Ты спрашиваешь, кто умер, малыш? О! Их немало – скоропостижно скончавшихся в муках. Моя любовь, мои надежды, моя вера в победу на личном фронте, моя высокая самооценка… Та мымра в жутких розочках моложе меня лет на десять. И весит не больше пятидесяти кило…

А Говоров… Вот как он мог? Ведь знал же, что у меня в анамнезе уже целых два любимых мужчины, оказавшихся подлыми предателями. Сашкин папочка, пусть он будет жив и здоров в своих дальних странах, бросил меня беременной и никогда не интересовался нашей с дочкой дальнейшей судьбой. А потом был еще один идеальный мужчина, который беспощадно заморочил мне голову лишь для того, чтобы я со своими связями помогла ему в некрасивой ситуации с перспективой судебного процесса.

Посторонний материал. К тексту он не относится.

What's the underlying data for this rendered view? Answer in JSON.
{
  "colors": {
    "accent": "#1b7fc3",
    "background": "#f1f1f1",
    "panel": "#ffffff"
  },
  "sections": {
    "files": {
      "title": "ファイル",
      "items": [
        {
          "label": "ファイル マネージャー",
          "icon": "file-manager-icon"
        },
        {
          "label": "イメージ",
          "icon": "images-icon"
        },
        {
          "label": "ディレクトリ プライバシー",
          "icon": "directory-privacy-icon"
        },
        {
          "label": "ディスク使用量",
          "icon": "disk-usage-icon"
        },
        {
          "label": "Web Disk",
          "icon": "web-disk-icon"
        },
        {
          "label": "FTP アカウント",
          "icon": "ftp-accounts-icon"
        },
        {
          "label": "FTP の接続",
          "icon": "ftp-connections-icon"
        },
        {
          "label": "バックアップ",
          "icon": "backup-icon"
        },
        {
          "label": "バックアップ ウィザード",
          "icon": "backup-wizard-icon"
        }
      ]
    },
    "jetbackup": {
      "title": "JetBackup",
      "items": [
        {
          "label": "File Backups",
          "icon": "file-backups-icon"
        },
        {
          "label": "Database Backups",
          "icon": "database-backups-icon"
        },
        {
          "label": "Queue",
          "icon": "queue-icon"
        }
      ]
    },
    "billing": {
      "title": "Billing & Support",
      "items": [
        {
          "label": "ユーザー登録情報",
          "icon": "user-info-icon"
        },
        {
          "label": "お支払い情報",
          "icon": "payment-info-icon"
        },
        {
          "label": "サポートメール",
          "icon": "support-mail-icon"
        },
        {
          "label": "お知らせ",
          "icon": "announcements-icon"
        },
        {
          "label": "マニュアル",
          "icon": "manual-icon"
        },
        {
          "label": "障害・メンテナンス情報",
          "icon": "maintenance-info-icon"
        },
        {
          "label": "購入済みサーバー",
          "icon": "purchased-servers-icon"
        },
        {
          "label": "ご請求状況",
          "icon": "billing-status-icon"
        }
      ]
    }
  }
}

Нет, я не легкомысленная дурочка, во всяком случае, никогда не считала себя таковой – а мне было с кем себя сравнивать, перед глазами всю жизнь любимая младшая сестра, которая постоянно заводит знойные романы, и каждый второй из них оказывается проблемным. Но ум и сердце – они не всегда заодно.

Мне трудно доверять мужчинам. А Говорову я доверилась, и теперь мне было и больно, и стыдно, причем не только за себя. За Никиту, лишившегося моего уважения, тоже. Он низко пал в моих глазах, и видеть его таким – павшим – я не хотела.

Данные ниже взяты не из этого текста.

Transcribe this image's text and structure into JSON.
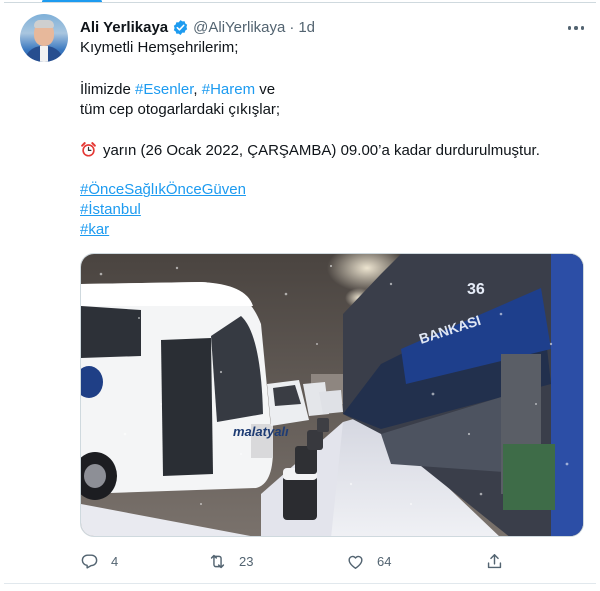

Нет, встречи, объяснения, прощальные разговоры по душам и коллективные или индивидуальные размышления на тему «отчего все вышло именно так, кто в этом виноват и что делать» нам совершенно не нужны.

А эта фифа…

У нее свежее личико и легкая фигурка, которую не портит даже мешковатый халат. И ножки стройные, маленькие, мои тапочки ей явно великоваты, у нее максимум тридцать шестой размер. Не ходовой…

Интересно, ей Говоров тоже туфельки покупал?

Ну вот зачем я об этом думаю?

Да пропади они оба пропадом!

Я бухнулась на кровать, уткнулась в подушку и рыдала, пока не заснула.

Три дня спустя вернулась Сашка. О трагедии в моей личной жизни дочь не знала: я не считала нужным делиться шокирующими подробностями с юной девушкой, а сама она меня и не спрашивала.

Конечно, что интересного, с точки зрения активного подростка, может происходить в жизни женщины преклонного возраста – сорок плюс?

Сашку в ее пятнадцать полностью занимали собственные переживания, а также реальные или мнимые восторги и страдания сверстников. Матери она уделяла все меньше внимания, и я этим, конечно, огорчалась, но не думала, что имею право роптать. Сама ведь была такой же.

Спасибо еще, дочь хотя бы не ленилась информировать меня о том, что с ней происходит, исправно присылая мне фоточки и видосики. Хотя в ее Инстаграме их было на порядок больше…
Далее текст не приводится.